During the course of the war, Hezbollah guerrillas fired thousands of anti-tank missiles – from the first generation Sagger to the highly advanced Kornet – at static Israeli infantry and tanks but only succeeding in damaging some 40 tanks and of these, there were only 20 penetrations. Despite these encouraging numbers, so-called experts began to once again challenge the utility of the tank and its place in modern warfare. 


IDF planners saw things differently. They went back to the drawing board in an effort to draw conclusions from the performance of the Merkava and tactics employed by its crew members.
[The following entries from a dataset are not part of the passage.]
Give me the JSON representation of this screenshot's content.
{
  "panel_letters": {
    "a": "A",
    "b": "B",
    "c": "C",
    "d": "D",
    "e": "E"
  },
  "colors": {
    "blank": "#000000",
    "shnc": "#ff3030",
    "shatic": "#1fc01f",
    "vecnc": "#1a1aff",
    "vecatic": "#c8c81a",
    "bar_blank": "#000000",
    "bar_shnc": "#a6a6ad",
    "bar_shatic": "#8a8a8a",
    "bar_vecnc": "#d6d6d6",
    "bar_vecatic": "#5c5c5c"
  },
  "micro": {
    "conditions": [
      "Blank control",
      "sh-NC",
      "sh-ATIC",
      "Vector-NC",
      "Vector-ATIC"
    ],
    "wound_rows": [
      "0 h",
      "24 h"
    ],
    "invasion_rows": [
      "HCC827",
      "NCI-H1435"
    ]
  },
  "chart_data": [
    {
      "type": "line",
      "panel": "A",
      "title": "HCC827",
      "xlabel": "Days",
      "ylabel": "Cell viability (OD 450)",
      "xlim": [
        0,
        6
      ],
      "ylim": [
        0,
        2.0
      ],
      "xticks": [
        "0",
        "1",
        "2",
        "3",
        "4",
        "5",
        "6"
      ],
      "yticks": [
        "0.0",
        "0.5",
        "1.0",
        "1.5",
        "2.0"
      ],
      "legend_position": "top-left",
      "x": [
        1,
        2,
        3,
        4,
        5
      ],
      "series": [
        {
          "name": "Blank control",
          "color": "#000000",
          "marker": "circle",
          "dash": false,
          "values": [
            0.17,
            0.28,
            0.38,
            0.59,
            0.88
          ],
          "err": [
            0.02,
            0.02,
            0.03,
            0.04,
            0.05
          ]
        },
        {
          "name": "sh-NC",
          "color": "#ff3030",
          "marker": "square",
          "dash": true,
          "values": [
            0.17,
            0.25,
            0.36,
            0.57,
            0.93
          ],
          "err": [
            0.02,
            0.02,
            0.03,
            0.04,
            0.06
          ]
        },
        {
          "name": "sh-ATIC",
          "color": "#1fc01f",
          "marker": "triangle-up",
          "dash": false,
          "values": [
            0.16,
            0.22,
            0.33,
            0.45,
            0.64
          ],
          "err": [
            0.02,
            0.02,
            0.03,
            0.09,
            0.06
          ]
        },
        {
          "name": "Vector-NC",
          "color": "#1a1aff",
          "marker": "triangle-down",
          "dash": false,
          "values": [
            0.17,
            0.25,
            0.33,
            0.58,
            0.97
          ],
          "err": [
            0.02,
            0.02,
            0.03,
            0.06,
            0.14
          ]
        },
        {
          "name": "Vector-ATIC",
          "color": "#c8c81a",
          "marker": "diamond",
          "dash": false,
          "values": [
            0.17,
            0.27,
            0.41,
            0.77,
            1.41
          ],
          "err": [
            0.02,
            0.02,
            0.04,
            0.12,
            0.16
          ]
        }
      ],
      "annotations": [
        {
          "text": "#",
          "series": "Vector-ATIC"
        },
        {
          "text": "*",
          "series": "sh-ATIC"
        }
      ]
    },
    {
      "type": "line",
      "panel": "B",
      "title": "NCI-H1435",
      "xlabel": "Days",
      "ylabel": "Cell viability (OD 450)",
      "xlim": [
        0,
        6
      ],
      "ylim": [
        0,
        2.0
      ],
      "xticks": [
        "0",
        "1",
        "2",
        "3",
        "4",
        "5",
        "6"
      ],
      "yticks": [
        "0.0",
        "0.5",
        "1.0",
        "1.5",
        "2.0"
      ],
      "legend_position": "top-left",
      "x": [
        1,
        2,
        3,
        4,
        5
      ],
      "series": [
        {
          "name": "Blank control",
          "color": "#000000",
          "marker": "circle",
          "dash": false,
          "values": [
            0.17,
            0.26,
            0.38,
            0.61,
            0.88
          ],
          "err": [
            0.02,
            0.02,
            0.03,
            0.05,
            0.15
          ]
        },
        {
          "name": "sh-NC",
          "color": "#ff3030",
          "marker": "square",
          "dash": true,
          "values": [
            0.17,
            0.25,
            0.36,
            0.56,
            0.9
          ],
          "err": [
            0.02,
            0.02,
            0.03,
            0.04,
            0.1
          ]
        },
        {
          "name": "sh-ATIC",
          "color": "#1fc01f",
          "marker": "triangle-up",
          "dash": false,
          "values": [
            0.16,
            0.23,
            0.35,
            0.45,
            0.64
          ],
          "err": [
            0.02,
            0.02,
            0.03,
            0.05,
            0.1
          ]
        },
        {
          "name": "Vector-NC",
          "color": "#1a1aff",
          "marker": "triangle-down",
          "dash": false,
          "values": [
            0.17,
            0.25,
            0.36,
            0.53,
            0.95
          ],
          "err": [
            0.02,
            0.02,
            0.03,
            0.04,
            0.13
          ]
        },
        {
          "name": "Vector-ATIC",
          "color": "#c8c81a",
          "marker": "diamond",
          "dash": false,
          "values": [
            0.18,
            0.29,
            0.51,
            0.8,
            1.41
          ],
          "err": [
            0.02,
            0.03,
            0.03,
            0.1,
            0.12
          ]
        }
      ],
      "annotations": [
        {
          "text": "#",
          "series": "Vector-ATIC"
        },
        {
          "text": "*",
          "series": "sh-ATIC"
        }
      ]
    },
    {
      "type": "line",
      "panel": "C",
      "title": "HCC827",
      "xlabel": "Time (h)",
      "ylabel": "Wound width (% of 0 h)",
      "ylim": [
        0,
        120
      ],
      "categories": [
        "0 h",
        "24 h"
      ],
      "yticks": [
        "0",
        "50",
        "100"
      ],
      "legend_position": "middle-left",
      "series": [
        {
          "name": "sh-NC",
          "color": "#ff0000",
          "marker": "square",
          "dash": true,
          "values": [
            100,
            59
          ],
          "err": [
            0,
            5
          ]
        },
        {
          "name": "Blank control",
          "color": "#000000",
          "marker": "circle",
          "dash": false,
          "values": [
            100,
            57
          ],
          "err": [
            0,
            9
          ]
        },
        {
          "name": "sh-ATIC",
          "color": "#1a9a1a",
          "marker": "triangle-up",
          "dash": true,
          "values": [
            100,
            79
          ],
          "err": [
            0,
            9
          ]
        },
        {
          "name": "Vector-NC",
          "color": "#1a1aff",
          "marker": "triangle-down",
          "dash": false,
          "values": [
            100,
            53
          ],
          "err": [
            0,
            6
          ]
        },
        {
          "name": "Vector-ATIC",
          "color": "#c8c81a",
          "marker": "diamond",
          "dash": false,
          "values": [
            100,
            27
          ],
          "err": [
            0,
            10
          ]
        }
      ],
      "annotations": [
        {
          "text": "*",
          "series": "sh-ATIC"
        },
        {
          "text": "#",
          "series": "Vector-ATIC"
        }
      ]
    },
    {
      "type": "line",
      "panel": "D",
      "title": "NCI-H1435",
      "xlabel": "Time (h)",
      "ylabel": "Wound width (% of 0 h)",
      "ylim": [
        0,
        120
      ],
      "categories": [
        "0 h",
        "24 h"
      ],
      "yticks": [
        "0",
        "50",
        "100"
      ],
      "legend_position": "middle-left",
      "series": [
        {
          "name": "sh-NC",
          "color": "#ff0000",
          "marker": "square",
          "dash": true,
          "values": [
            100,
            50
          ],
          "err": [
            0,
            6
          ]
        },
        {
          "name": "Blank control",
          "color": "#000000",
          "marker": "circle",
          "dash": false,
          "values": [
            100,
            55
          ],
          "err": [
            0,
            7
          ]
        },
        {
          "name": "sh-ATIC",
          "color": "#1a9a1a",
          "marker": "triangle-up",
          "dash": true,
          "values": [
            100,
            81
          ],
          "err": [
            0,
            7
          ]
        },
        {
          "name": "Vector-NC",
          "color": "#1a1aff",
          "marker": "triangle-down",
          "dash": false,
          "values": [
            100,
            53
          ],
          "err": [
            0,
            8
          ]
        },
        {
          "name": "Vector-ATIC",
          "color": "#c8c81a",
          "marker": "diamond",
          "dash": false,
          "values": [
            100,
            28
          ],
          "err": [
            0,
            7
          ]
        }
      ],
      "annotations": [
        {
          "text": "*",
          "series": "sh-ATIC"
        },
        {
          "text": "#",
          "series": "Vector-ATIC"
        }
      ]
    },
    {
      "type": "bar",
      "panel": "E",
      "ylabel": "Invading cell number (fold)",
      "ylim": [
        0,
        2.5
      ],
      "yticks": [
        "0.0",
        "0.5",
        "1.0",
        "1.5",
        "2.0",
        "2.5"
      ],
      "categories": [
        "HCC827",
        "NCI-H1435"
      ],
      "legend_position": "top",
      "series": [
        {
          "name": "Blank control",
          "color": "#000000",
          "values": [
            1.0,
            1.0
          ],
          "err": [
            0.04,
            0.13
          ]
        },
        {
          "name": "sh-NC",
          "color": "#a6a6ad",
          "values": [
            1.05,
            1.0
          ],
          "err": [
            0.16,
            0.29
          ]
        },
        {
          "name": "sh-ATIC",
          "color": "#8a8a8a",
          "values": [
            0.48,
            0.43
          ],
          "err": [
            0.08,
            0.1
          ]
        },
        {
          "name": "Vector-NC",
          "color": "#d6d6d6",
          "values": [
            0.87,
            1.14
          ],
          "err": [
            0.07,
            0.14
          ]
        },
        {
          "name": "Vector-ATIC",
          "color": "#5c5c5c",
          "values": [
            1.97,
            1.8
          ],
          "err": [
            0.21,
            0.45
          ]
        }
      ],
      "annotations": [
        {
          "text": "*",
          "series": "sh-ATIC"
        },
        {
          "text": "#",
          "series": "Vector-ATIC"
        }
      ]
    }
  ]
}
With at least 1/3 of its fighting force permanently stationed in Syria, the probability of Hezbollah initiating war against Israel in the near future is low. Even in the absence of the Syrian conflict, Hezbollah will soon not forget the thrashing it took at the hands of the IDF during the 2006 campaign. Nevertheless, most experts agree that the next Lebanon war is not a question of if, but when, and when it does begin, Israel’s latest Merkava variant, the vaunted Merkava 4 will be in the thick of it.




The Merkava 4 incorporates many sophisticated design features including advanced electro optics that ensure a 100% first-hit kill capability from its formidable 120mm smooth-bore gun. The Merkava also features an internally operated 60mm mortar to deal with missile-armed infantry. The Merkava is also capable of firing the long-rang, third generation LAHAT laser homing, guided missile from its main gun, an advantage lacking in the Merkava’s contemporaries. Another feature possessed by the Merkava but lacking in its competitors is the ability to accommodate up to eight infantry soldiers or three litter patients.
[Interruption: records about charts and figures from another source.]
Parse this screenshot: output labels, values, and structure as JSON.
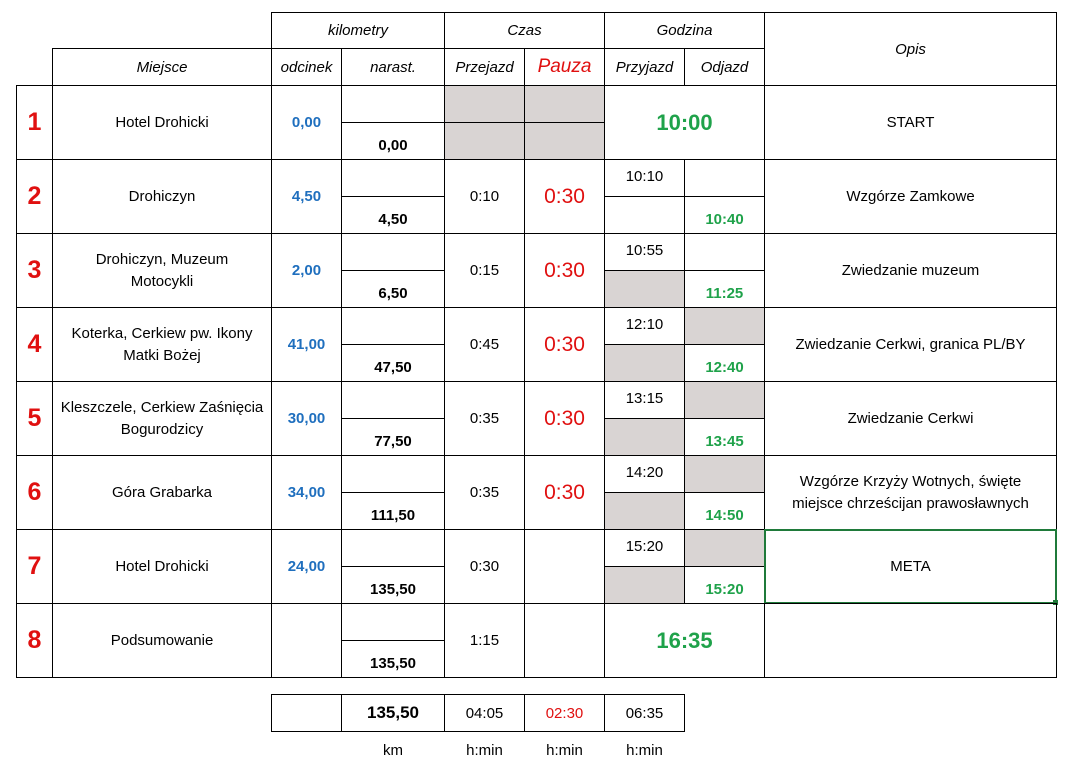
{
  "header": {
    "kilometry": "kilometry",
    "czas": "Czas",
    "godzina": "Godzina",
    "opis": "Opis",
    "miejsce": "Miejsce",
    "odcinek": "odcinek",
    "narast": "narast.",
    "przejazd": "Przejazd",
    "pauza": "Pauza",
    "przyjazd": "Przyjazd",
    "odjazd": "Odjazd"
  },
  "rows": [
    {
      "nr": "1",
      "miejsce": "Hotel Drohicki",
      "odcinek": "0,00",
      "narast": "0,00",
      "przejazd": "",
      "pauza": "",
      "przyjazd": "",
      "odjazd": "",
      "godzina_merged": "10:00",
      "opis": "START"
    },
    {
      "nr": "2",
      "miejsce": "Drohiczyn",
      "odcinek": "4,50",
      "narast": "4,50",
      "przejazd": "0:10",
      "pauza": "0:30",
      "przyjazd": "10:10",
      "odjazd": "10:40",
      "opis": "Wzgórze Zamkowe"
    },
    {
      "nr": "3",
      "miejsce": "Drohiczyn, Muzeum Motocykli",
      "odcinek": "2,00",
      "narast": "6,50",
      "przejazd": "0:15",
      "pauza": "0:30",
      "przyjazd": "10:55",
      "odjazd": "11:25",
      "opis": "Zwiedzanie muzeum"
    },
    {
      "nr": "4",
      "miejsce": "Koterka, Cerkiew pw. Ikony Matki Bożej",
      "odcinek": "41,00",
      "narast": "47,50",
      "przejazd": "0:45",
      "pauza": "0:30",
      "przyjazd": "12:10",
      "odjazd": "12:40",
      "opis": "Zwiedzanie Cerkwi, granica PL/BY"
    },
    {
      "nr": "5",
      "miejsce": "Kleszczele, Cerkiew Zaśnięcia Bogurodzicy",
      "odcinek": "30,00",
      "narast": "77,50",
      "przejazd": "0:35",
      "pauza": "0:30",
      "przyjazd": "13:15",
      "odjazd": "13:45",
      "opis": "Zwiedzanie Cerkwi"
    },
    {
      "nr": "6",
      "miejsce": "Góra Grabarka",
      "odcinek": "34,00",
      "narast": "111,50",
      "przejazd": "0:35",
      "pauza": "0:30",
      "przyjazd": "14:20",
      "odjazd": "14:50",
      "opis": "Wzgórze Krzyży Wotnych, święte miejsce chrześcijan prawosławnych"
    },
    {
      "nr": "7",
      "miejsce": "Hotel Drohicki",
      "odcinek": "24,00",
      "narast": "135,50",
      "przejazd": "0:30",
      "pauza": "",
      "przyjazd": "15:20",
      "odjazd": "15:20",
      "opis": "META"
    },
    {
      "nr": "8",
      "miejsce": "Podsumowanie",
      "odcinek": "",
      "narast": "135,50",
      "przejazd": "1:15",
      "pauza": "",
      "godzina_merged": "16:35",
      "opis": ""
    }
  ],
  "summary": {
    "km": "135,50",
    "przejazd": "04:05",
    "pauza": "02:30",
    "godzina": "06:35",
    "unit_km": "km",
    "unit_h1": "h:min",
    "unit_h2": "h:min",
    "unit_h3": "h:min"
  }
}
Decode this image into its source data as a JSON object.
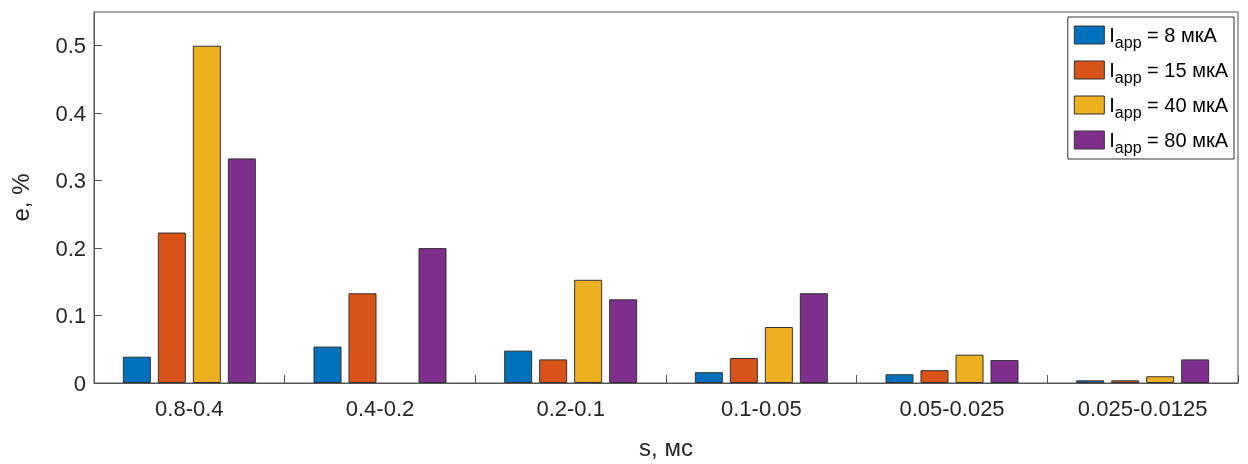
{
  "chart_data": {
    "type": "bar",
    "xlabel": "s, мс",
    "ylabel": "e, %",
    "categories": [
      "0.8-0.4",
      "0.4-0.2",
      "0.2-0.1",
      "0.1-0.05",
      "0.05-0.025",
      "0.025-0.0125"
    ],
    "series": [
      {
        "name": "I$_{app}$ = 8 мкА",
        "color": "#0072bd",
        "values": [
          0.039,
          0.054,
          0.048,
          0.016,
          0.013,
          0.004
        ]
      },
      {
        "name": "I$_{app}$ = 15 мкА",
        "color": "#d95319",
        "values": [
          0.223,
          0.133,
          0.035,
          0.037,
          0.019,
          0.004
        ]
      },
      {
        "name": "I$_{app}$ = 40 мкА",
        "color": "#edb120",
        "values": [
          0.5,
          null,
          0.153,
          0.083,
          0.042,
          0.01
        ]
      },
      {
        "name": "I$_{app}$ = 80 мкА",
        "color": "#7e2f8e",
        "values": [
          0.333,
          0.2,
          0.124,
          0.133,
          0.034,
          0.035
        ]
      }
    ],
    "ylim": [
      0,
      0.55
    ],
    "yticks": [
      0,
      0.1,
      0.2,
      0.3,
      0.4,
      0.5
    ],
    "grid": false,
    "legend": "top right"
  }
}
But among its most outstanding features is its emphasis on crew safety and ability to negate anti-tank missile threats. The tank, whose well-sloped armor is composed of advanced spaced and composite materials, is arguably the best protected in the world. 


Unlike other tank designs, the Merkava’s 1,500hp diesel engine is located in the front, providing the crew with an additional layer of protection from frontal hits. Learning from past experience, the Merkava’s vulnerable underbelly was up-armored to provide additional protection against anti-tank mines and Iranian supplied explosively formed projectiles (EFP), which have been used to devastating effect by Iraqi and Afghan insurgents against American forces, claiming no fewer than 500 American lives. In addition, the Merkava 4’s armor is modular, allowing for quick battlefield repair and tailoring the armor for the tank’s mission-specific purposes.
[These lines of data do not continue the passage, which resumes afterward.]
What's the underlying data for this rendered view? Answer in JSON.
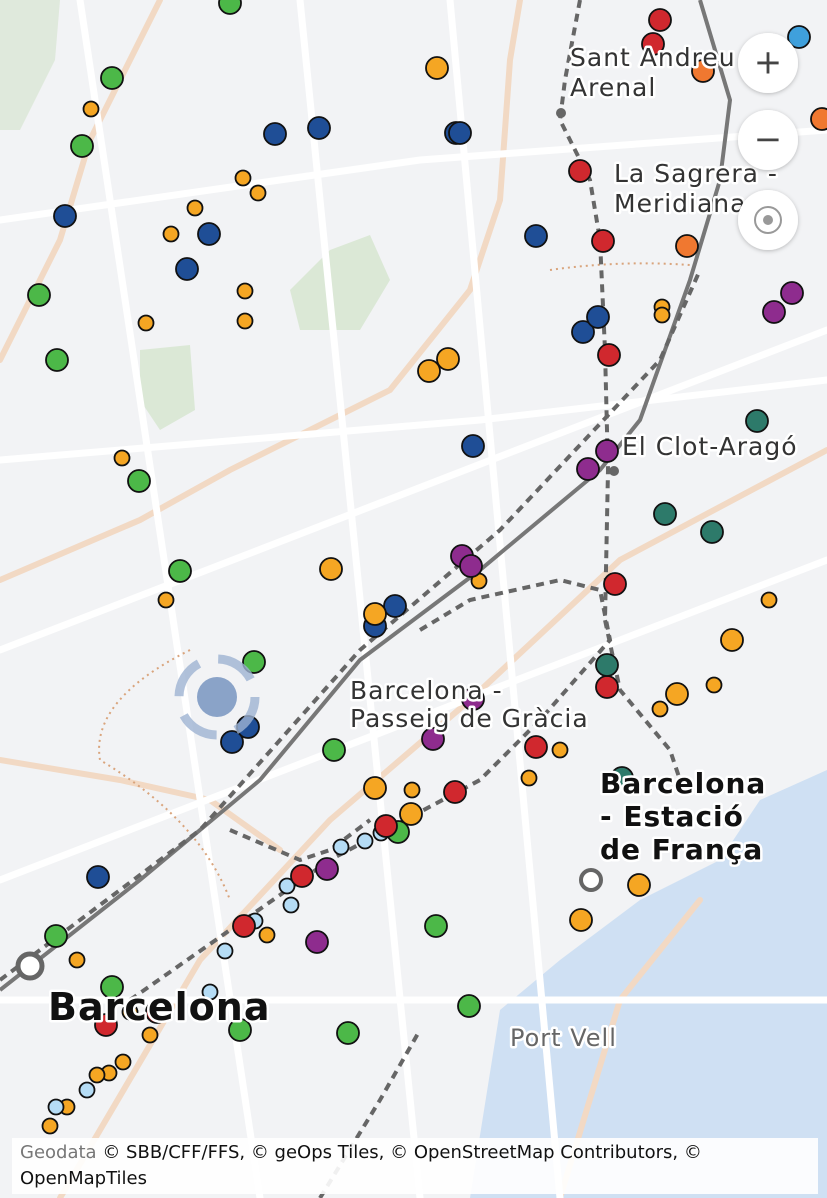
{
  "labels": {
    "sant_andreu": [
      "Sant Andreu",
      "Arenal"
    ],
    "la_sagrera": [
      "La Sagrera -",
      "Meridiana"
    ],
    "el_clot": [
      "El Clot-Aragó"
    ],
    "passeig_de_gracia": [
      "Barcelona -",
      "Passeig de Gràcia"
    ],
    "estacio_de_franca": [
      "Barcelona",
      "- Estació",
      "de França"
    ],
    "barcelona": [
      "Barcelona"
    ],
    "port_vell": [
      "Port Vell"
    ]
  },
  "controls": {
    "zoom_in": "+",
    "zoom_out": "−"
  },
  "attribution": {
    "link": "Geodata",
    "text": "© SBB/CFF/FFS, © geOps Tiles, © OpenStreetMap Contributors, © OpenMapTiles"
  }
}
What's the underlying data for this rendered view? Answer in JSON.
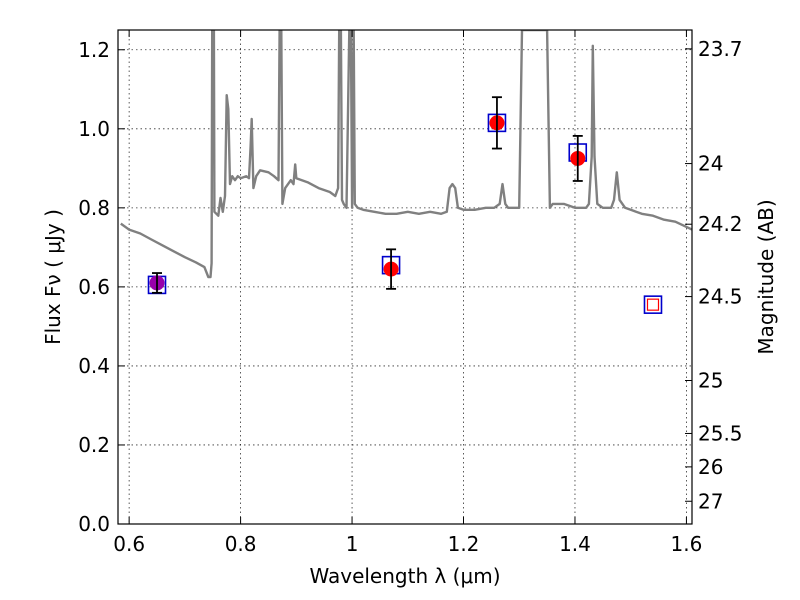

But perhaps the Merkava’s most outstanding feature is its use of the Trophy active self-protection missile defense system, which acts like the tank’s personal Iron Dome missile defense shield. The system is designed to shoot down incoming missiles before the projectile reaches the tank’s armor. The IDF is the first military to deploy such a platform and all Merkava 4s and Namer (leopard) and Eytan armored personnel carriers (APC) are equipped with it. The United States Army is currently testing the Trophy system for use and adoption in its M1A2 Abrams tanks and other armored fighting vehicles such as the Stryker wheeled APC and the Bradley tracked APC.